At the same time, due to Optum’s recent acquisition of LHC Group, there is a belief that the deal would be heavily scrutinized by the Federal Trade Commission (FTC). The FTC submitted two requests for more information when the LHC Group deal was pending. Acquiring another one of the top-three home health providers would undoubtedly receive more intense scrutiny.

Optum isn’t concerned.

“In-home care is provided by thousands of organizations nationwide, with no single participant having more than a single-digit percentage share, a core reason Optum is confident it can secure approval for the combination,” it noted in its Monday statement.

If Optum acquired both LHC Group and Amedisys, it would only own around 10% of the U.S. home health market.

While 10% of the home health market may not be enough for the FTC to nix an Amedisys deal, it would be enough to give Optum the largest home health footprint in the country – by far.

That wouldn’t just help its payer side, United Healthcare, with post-acute and home-based care access. It would also open up the ability to collect revenue from traditional Medicare in a fee-for-service fashion while also providing home health care to other Medicare Advantage (MA) plans.

In the event that Optum pulls the deal off, the three largest home health providers in the country would be part of payer organizations. Kindred Healthcare is now CenterWell Home Health and a part of Humana (NYSE: HUM).

Home health providers are becoming a part of organizations with the largest MA plans in the country at a time when negotiating with those plans for higher rates has become one of their biggest challenges.

Of course, neither Optum nor Option Care Health has a done deal just yet.

Another scenario

Optum saw a valuable asset in Amedisys, and an acquisition price it felt it could top.

But nothing is technically stopping another company from coming in and making a more “superior” bid for Amedisys.

The floodgates are now open. Retailers, payers and health systems interested in home health capabilities may see this as one of the last opportunities to acquire an at-scale, quality provider.

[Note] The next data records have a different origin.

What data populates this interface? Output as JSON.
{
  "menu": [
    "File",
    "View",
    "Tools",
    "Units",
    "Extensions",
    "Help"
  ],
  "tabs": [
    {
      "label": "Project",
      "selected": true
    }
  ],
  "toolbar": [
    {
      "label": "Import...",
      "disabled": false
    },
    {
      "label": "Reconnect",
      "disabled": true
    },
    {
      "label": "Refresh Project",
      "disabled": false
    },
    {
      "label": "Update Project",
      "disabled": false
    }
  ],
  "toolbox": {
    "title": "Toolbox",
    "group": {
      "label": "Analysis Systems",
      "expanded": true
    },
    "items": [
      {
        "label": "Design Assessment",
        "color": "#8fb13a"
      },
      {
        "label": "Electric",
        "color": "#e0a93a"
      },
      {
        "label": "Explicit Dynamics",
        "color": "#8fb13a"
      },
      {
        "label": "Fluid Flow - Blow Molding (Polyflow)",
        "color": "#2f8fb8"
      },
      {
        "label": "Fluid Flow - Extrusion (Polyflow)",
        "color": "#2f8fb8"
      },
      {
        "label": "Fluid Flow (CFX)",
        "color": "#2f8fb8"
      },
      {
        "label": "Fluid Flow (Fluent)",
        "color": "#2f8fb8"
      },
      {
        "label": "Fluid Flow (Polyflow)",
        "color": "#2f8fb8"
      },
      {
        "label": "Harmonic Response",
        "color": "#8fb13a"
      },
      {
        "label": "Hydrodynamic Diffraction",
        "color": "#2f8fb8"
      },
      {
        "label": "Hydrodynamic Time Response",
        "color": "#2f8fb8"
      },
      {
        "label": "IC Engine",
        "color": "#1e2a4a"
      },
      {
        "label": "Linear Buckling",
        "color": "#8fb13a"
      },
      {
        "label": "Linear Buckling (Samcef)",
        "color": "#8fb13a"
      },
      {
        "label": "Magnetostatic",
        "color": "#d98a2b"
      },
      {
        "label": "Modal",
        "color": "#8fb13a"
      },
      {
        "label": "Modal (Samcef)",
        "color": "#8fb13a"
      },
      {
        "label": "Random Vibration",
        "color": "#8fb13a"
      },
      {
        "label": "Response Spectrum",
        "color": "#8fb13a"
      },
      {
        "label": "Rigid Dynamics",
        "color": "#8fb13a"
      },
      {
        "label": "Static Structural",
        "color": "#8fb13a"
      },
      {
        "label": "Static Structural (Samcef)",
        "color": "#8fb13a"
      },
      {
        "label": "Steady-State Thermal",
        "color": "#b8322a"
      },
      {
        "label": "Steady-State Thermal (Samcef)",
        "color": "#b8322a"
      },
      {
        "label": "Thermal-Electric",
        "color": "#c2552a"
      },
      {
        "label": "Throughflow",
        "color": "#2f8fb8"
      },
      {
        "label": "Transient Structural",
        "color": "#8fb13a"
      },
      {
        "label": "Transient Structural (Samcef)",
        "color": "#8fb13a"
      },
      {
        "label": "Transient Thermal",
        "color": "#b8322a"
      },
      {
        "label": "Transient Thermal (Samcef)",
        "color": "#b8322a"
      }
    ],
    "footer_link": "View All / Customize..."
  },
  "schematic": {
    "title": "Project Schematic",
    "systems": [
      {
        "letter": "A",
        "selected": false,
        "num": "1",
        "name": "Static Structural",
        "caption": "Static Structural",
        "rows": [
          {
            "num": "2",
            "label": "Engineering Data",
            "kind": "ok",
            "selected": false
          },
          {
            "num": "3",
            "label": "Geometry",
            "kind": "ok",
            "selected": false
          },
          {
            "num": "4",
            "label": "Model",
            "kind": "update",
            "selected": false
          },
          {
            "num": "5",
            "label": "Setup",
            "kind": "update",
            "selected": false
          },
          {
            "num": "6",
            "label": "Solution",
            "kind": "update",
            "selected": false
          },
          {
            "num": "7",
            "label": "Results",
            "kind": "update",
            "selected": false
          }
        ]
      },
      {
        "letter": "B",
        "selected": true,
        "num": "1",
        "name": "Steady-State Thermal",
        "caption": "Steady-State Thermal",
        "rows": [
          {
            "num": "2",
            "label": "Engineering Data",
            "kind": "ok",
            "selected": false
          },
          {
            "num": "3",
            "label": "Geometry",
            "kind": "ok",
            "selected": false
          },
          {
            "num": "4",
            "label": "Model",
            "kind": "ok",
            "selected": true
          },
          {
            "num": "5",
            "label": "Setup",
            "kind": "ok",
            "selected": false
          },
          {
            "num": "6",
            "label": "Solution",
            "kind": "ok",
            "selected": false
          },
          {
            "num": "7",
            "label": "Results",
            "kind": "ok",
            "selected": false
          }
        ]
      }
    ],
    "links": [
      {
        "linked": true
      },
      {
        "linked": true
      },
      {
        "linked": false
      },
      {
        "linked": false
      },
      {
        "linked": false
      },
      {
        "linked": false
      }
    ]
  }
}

CVS Health (NYSE: CVS), for instance, has mentioned multiple times over the last few months that it is still interested in home health assets. It also owns Aetna, another one of the largest MA plans in the country.

There are other payers, too, without home-based care capabilities. But many have already decided to not begin acquiring provider capabilities.

Additionally, Option Care Health is likely not the only health care provider that desires an end-to-end continuum in the home. It’s hard to speculate at this point the other players that may be interested, but it’s more than likely that they’re out there.

It’s a certainty that Amedisys is up for sale. But the buyer’s identity is now far from a certainty.